We retrospectively reviewed the medical records of 180 patients treated at Jikei University Hospital and Katsushika Medical Center, in Tokyo, Japan for 257 episodes of PD-associated peritonitis between January 2016 and December 2022. For each patient, we recorded the type of connection, the presence of PD-associated peritonitis infection, the causative bacteria, and the outcome. We investigated between-group differences according to connection method.
There were no significant differences in the rate of peritonitis (p = 0.29) or exogenous PD-associated peritonitis (p = 0.34) between patients with manual connections and those with device connections. In the analysis of each causative pathogen, peritonitis caused by Staphylococcus aureus was significantly more prevalent in those with manual connections (p = 0.01). Peritonitis caused by aquatic environmental bacteria was observed with device connections. Age at PD initiation (p = 0.049), sex (p < 0.01), and serum albumin levels (p < 0.01) were independently associated with the device connection choice.

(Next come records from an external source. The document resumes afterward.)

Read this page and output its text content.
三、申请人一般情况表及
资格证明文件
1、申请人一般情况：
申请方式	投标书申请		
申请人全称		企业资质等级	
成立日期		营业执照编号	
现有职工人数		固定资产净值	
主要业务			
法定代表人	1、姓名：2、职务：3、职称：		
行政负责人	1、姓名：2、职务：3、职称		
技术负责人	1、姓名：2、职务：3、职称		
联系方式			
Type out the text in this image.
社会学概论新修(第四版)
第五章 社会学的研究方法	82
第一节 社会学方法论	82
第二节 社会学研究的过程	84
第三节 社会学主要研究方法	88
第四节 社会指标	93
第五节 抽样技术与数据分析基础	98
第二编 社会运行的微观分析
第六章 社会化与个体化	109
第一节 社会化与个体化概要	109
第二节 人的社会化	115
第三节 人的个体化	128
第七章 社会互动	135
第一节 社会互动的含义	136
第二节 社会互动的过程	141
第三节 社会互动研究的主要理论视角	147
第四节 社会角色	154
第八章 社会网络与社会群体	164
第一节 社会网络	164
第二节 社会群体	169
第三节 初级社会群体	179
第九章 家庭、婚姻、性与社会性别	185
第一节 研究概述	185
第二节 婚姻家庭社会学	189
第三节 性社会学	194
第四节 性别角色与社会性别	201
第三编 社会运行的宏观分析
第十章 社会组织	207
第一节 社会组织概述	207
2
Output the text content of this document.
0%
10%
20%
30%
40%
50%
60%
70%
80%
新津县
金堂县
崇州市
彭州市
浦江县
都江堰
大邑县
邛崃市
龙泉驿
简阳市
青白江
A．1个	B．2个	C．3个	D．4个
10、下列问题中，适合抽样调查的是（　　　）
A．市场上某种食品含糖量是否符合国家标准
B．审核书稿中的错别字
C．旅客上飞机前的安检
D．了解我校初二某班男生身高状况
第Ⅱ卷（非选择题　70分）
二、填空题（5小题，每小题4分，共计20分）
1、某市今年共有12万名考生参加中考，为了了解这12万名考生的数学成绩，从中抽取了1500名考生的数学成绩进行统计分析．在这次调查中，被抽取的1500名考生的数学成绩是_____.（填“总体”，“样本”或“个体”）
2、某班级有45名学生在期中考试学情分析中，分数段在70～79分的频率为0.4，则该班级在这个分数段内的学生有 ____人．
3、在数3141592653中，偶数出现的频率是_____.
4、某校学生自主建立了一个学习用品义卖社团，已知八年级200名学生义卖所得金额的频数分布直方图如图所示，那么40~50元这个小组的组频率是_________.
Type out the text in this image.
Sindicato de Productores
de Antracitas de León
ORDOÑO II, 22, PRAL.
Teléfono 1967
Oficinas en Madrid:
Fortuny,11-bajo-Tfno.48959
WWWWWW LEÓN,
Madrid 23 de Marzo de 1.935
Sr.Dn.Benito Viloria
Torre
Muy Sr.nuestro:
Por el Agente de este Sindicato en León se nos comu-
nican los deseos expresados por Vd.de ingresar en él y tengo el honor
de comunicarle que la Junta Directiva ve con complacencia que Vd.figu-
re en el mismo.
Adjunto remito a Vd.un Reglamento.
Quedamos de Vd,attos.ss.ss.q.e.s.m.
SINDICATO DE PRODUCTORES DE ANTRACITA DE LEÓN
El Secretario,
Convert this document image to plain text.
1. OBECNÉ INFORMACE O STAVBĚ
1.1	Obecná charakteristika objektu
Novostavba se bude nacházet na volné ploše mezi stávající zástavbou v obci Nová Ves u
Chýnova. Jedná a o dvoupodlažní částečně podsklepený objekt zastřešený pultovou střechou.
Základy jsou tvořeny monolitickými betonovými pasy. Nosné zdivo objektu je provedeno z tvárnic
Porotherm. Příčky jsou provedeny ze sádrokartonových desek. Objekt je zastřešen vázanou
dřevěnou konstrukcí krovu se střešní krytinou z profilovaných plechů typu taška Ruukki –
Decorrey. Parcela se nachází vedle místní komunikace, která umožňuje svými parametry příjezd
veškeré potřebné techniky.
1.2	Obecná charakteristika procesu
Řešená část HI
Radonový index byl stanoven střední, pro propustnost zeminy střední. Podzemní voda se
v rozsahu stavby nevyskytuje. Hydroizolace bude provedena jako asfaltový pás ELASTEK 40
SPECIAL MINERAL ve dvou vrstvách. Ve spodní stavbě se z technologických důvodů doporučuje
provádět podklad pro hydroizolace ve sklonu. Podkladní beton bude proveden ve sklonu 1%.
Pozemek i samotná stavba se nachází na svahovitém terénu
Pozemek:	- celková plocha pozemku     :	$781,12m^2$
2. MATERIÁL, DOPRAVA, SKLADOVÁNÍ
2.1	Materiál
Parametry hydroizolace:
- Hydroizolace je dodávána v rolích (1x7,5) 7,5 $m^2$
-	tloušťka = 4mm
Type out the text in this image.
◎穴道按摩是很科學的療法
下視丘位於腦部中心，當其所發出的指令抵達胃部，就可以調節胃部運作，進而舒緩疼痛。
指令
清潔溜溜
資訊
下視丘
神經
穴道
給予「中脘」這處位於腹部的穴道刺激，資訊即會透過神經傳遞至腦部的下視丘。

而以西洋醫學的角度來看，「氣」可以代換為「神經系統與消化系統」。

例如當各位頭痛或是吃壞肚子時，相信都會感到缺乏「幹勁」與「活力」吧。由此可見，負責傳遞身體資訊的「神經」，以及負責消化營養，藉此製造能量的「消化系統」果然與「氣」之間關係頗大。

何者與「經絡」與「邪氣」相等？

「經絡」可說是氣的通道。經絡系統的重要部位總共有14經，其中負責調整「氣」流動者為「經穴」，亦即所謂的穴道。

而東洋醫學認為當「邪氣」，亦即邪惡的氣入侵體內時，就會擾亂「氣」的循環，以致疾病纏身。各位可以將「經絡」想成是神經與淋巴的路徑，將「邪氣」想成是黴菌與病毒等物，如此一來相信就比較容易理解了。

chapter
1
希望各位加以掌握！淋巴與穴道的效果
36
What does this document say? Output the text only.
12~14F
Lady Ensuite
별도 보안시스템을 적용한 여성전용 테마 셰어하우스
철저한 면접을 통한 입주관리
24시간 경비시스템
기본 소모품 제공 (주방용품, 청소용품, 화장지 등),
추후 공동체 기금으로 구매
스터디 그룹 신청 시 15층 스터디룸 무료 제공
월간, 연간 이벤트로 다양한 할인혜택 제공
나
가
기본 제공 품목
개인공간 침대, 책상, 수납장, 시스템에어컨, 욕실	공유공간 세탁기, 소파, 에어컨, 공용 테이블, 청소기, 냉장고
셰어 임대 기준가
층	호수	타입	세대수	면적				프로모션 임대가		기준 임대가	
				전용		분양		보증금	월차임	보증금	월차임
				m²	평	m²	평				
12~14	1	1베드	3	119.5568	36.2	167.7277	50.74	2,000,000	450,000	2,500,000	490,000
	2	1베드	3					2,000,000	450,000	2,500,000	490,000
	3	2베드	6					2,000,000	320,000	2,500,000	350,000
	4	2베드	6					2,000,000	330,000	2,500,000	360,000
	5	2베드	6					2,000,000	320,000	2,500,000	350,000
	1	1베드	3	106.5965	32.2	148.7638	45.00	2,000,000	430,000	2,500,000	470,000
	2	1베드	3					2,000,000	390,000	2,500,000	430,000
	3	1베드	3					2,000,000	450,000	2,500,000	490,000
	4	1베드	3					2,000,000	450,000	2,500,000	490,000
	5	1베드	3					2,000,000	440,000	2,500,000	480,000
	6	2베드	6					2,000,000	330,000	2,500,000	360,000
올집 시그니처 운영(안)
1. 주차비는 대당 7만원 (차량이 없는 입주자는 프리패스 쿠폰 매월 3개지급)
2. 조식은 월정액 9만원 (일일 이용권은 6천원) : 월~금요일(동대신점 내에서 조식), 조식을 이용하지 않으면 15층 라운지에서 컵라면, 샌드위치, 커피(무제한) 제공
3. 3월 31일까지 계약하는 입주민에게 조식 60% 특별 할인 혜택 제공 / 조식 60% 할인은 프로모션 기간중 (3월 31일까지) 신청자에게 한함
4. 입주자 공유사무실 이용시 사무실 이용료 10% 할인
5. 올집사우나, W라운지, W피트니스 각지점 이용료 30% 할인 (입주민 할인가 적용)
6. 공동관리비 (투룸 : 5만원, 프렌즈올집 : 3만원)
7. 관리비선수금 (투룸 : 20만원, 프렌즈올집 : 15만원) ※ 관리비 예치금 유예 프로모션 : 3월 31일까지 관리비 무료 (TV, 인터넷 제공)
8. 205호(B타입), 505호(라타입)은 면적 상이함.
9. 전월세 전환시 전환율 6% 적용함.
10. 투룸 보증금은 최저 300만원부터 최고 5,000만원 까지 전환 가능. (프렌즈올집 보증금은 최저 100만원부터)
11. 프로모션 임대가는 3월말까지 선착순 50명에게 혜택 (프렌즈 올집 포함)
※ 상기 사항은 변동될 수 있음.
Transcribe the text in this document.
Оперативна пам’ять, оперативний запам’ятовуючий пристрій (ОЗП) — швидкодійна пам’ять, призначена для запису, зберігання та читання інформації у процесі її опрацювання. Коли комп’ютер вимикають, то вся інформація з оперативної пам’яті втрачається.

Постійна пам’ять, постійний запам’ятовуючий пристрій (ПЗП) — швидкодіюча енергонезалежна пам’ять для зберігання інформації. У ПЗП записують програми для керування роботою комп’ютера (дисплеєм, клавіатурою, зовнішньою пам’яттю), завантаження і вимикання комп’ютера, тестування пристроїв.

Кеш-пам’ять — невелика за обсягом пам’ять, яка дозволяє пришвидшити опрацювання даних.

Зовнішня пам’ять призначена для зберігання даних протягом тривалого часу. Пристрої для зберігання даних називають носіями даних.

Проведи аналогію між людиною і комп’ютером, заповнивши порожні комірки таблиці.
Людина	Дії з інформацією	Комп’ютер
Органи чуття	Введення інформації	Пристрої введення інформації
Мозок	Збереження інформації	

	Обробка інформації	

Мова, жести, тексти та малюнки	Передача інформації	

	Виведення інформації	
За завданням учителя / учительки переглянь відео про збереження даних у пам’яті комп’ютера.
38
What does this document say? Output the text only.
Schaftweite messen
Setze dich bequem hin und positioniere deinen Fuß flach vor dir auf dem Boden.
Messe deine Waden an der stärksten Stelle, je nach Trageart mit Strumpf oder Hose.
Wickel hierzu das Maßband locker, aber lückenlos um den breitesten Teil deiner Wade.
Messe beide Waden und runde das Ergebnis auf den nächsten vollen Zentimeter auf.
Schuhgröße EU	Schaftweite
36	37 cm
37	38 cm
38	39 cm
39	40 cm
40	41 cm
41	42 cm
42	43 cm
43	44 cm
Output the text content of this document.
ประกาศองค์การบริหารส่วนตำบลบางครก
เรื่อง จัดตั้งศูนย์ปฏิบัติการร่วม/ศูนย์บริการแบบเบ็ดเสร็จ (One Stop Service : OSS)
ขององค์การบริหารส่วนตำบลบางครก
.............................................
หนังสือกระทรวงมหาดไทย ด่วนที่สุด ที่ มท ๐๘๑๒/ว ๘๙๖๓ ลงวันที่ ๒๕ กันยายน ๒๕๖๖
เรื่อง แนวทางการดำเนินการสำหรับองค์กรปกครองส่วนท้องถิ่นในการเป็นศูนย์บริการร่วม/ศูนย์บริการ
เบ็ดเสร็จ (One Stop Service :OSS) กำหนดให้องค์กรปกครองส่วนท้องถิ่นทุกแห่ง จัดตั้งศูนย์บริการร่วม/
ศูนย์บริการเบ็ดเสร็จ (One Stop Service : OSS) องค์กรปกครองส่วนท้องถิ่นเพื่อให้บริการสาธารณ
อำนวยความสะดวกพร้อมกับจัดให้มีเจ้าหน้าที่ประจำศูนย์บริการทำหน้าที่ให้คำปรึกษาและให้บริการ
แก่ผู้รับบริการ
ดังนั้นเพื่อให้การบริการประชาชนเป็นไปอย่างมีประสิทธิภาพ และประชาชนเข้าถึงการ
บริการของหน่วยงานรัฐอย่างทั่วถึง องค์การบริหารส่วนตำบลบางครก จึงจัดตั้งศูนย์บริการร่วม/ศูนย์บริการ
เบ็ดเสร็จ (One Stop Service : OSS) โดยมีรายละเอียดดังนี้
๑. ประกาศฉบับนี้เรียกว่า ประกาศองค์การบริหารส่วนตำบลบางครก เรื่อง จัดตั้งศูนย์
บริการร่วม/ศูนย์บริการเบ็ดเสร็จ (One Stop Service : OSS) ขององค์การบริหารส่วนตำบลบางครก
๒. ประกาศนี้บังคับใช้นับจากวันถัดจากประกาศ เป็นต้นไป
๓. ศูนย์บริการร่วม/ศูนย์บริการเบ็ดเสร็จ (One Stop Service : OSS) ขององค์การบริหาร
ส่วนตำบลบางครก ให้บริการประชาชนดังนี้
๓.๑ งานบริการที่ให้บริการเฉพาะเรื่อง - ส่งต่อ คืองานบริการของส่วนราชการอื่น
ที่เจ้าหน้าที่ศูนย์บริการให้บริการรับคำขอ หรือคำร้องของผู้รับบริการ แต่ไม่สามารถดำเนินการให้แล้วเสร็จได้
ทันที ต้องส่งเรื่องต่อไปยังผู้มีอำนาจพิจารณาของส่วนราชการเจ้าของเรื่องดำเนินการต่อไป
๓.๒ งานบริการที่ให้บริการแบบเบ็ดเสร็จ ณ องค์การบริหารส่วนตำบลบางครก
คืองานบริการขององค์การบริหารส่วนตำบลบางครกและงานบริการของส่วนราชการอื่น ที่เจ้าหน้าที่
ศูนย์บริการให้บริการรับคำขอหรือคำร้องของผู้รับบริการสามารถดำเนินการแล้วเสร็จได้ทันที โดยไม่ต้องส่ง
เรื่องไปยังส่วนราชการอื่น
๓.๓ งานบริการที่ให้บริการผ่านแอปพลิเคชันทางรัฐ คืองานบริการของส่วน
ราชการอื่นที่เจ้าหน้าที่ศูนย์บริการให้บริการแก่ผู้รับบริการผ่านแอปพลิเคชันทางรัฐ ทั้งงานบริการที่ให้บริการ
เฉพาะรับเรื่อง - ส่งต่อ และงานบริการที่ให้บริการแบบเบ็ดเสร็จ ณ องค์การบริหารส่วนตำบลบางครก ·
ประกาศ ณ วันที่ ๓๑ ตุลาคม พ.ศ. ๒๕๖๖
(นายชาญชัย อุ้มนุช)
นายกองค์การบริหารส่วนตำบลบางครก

While device connections were often applied to vulnerable patients, no differences in peritonitis rates were observed between device connections and manual connections.
腹膜透析(PD)相关腹膜炎是退出PD治疗的主要原因之一,且与较差的预后相关。日本是全球PD相关腹膜炎发生率最低的国家之一,其主要原因之一被认为是设备连接系统的广泛使用。然而,这些设备在降低PD相关腹膜炎发生率方面的益处尚未得到阐明。
我们回顾性分析了2016年1月至2022年12月期间在日本东京慈惠会医科大学医院和葛饰医疗中心接受治疗的180例患者的257次PD相关腹膜炎发作的病历。对于每位患者,我们记录了连接类型、是否存在PD相关腹膜炎感染、致病菌及预后情况。我们根据连接方法调查了组间差异。
手动连接患者与设备连接患者之间的腹膜炎发生率(p = 0.29)或外源性PD相关腹膜炎发生率(p = 0.34)无显著差异。在对每种致病菌的分析中,金黄色葡萄球菌引起的腹膜炎在手动连接患者中更为普遍(p = 0.01)。设备连接患者中观察到水生环境细菌引起的腹膜炎。开始PD治疗时的年龄(p = 0.049)、性别(p < 0.01)和血清白蛋白水平(p < 0.01)与设备连接的选择独立相关。
虽然设备连接通常应用于脆弱患者,但设备连接和手动连接之间在腹膜炎发生率上未观察到差异。